Sous l’impulsion de M. Bannon, Breitbart News a publié nombre d’articles incendiaires et souvent racistes visant les minorités, relève Buzzfeed News, qui évoque les textes publiés par des auteurs identifiés par le SPLC comme antimusulmans, tels que Pamela Geller ou Frank Gaffney.

Breitbart News tient des propos antisémites contre des personnalités jugées hostiles à la candidature de M. Trump. Billy Kristol, rédacteur en chef de la revue conservatrice Weekly Standard, a été qualifié de « juif renégat ». A propos de Anne Applebaum, du Washington Post, un des rédacteurs du site la décrit comme « une Polonaise, juive, représentante d’une élite américaine détestée ».

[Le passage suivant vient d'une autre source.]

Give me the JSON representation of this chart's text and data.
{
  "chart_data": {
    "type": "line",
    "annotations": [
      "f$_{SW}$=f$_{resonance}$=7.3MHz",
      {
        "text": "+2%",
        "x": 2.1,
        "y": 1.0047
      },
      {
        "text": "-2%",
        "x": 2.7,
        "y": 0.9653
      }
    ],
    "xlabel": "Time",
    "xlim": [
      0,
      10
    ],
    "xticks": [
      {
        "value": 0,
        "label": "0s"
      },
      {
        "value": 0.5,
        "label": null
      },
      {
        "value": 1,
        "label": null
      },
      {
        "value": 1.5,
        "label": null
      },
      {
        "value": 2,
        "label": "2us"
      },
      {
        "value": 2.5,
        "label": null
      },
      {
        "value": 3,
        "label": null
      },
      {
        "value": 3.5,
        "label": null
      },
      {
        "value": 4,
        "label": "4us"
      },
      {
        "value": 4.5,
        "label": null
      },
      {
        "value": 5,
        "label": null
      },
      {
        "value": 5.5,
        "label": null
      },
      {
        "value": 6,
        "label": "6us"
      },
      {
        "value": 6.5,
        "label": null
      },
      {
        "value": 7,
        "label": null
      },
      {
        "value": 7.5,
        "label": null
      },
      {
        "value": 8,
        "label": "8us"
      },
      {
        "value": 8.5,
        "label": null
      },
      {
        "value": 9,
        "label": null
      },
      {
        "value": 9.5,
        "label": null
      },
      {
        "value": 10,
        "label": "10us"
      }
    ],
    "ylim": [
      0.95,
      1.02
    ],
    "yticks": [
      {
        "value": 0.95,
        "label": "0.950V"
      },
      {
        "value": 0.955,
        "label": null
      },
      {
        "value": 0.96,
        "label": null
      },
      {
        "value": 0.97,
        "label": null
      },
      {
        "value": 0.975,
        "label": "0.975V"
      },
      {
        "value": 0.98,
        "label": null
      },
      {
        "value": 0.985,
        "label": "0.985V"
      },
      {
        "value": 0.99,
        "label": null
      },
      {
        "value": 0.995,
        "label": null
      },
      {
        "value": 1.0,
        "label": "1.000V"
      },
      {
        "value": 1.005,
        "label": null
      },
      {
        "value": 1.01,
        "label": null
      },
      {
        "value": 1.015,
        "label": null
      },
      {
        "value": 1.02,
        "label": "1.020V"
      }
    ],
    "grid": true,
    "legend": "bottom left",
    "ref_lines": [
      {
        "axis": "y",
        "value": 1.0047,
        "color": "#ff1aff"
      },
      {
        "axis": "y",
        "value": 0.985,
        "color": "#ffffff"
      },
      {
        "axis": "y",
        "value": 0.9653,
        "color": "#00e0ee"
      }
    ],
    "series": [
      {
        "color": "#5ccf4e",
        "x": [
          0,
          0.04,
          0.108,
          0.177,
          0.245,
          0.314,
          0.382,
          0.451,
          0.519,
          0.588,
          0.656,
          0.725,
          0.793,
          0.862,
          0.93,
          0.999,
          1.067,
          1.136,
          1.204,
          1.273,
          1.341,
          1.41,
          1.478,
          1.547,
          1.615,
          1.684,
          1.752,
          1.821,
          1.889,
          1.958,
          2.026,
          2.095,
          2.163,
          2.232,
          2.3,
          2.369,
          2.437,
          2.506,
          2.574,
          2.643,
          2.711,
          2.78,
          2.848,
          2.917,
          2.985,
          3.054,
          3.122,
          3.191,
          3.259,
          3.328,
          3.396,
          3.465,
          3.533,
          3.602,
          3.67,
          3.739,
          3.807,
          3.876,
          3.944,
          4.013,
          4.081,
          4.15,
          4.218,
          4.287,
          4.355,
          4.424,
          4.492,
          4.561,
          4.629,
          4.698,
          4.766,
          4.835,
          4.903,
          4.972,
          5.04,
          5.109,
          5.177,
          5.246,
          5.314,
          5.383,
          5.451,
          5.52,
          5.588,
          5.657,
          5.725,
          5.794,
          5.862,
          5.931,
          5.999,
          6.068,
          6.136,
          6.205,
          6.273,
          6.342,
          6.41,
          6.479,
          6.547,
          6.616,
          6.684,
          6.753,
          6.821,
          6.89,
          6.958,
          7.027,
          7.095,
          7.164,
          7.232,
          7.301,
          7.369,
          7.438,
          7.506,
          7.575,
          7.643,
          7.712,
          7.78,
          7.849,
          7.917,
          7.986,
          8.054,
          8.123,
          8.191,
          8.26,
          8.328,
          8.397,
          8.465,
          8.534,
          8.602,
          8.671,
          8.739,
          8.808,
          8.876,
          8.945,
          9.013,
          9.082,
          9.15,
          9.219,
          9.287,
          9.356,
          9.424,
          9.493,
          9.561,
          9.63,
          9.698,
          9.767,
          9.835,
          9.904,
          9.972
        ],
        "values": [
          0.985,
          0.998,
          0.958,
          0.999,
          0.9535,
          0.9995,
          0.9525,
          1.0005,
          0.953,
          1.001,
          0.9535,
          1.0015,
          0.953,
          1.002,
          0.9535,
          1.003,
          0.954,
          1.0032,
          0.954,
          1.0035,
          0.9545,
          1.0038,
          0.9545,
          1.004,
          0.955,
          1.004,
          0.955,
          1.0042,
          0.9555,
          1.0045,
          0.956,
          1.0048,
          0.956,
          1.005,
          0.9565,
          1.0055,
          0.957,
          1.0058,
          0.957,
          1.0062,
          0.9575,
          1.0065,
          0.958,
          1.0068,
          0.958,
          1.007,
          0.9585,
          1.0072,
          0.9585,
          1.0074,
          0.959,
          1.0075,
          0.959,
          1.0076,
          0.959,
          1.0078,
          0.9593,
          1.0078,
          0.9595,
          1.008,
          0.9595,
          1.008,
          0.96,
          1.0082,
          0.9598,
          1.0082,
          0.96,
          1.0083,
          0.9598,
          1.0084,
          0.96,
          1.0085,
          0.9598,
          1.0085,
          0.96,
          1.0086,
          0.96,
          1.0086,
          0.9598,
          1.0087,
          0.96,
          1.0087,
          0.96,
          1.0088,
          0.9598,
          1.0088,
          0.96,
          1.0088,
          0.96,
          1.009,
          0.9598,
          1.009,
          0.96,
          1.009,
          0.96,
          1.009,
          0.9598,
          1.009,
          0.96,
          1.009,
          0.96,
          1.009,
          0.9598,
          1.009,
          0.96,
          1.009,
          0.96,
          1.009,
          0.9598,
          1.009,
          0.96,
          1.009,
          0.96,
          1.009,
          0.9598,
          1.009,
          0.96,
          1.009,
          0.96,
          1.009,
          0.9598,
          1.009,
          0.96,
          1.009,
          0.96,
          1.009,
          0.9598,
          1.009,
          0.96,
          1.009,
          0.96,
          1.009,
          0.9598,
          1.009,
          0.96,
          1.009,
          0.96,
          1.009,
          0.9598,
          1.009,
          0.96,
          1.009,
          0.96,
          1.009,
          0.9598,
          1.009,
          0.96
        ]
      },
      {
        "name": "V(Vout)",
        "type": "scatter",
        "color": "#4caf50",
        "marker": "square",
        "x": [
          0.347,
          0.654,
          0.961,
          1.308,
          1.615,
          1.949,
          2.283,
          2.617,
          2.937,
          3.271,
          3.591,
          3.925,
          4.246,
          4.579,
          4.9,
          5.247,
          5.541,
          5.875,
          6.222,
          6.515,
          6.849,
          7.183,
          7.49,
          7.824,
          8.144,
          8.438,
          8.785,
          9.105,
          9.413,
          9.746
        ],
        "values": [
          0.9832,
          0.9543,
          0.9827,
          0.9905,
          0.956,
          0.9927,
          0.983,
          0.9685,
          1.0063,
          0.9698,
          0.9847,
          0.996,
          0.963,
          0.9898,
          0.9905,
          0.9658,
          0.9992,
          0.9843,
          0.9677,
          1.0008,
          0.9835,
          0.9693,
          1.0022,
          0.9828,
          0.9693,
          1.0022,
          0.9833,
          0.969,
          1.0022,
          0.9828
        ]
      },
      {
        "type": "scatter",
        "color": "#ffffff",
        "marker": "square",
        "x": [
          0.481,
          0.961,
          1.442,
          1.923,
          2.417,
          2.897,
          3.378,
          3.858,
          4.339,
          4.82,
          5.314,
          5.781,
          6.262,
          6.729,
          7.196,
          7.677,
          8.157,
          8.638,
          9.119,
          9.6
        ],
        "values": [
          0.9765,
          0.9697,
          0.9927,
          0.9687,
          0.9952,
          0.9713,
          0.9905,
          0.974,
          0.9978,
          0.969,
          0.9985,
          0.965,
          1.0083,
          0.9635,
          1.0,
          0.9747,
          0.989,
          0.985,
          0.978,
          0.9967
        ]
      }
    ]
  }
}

M. Bannon et le site se montrent également misogynes. En juillet 2016, le nouveau conseiller s’en est pris à Megyn Kelly, une présentatrice de Fox News, en bisbille avec Donald Trump, l’accusant de porter des vêtements « provocants », plus faits pour un mannequin de chez Victoria’s Secret que pour une journaliste.

Il a aussi écrit que les procès pour harcèlement sexuel contre Roger Ailes, ancien patron de Fox News, étaient un « coup » de « l’establishment démocrate ». En tant que patron de Breitbart News, il s’est désolidarisé de Michelle Fields, une de ses journalistes, malmenée par Corey Lewandowsky, alors directeur de campagne de M. Trump.

M. Bannon a aussi permis à Milo Yiannopoulos, provocateur d’extrême droite – banni de Twitter – de s’exprimer. Dans un texte de décembre 2015, ce dernier écrivait par exemple que « la contraception rend les femmes laides et folles ».

Les Noirs sont également des cibles du site. Dans un article intitulé « Cinq faits sur les crimes commis par les Noirs contre des Noirs », Jerome Hudson, un auteur de Breitbart News, lui-même Afro-Américain, décrit par exemple les participants au mouvement Black Lives Matter (« les vies noires comptent ») comme des « drogués assoiffés de sang ».

Moins de deux semaines après la tuerie perpétrée en juin 2015 par Dylann Roof à Charleston, en Caroline du Sud (9 morts dans une église afro-américaine), et après la découverte d’un site Internet lié au tireur présumé, où ce dernier posait avec un drapeau confédéré, Breitbart News a aussi publié un texte d’apologie consacré au « glorieux héritage » du drapeau sudiste.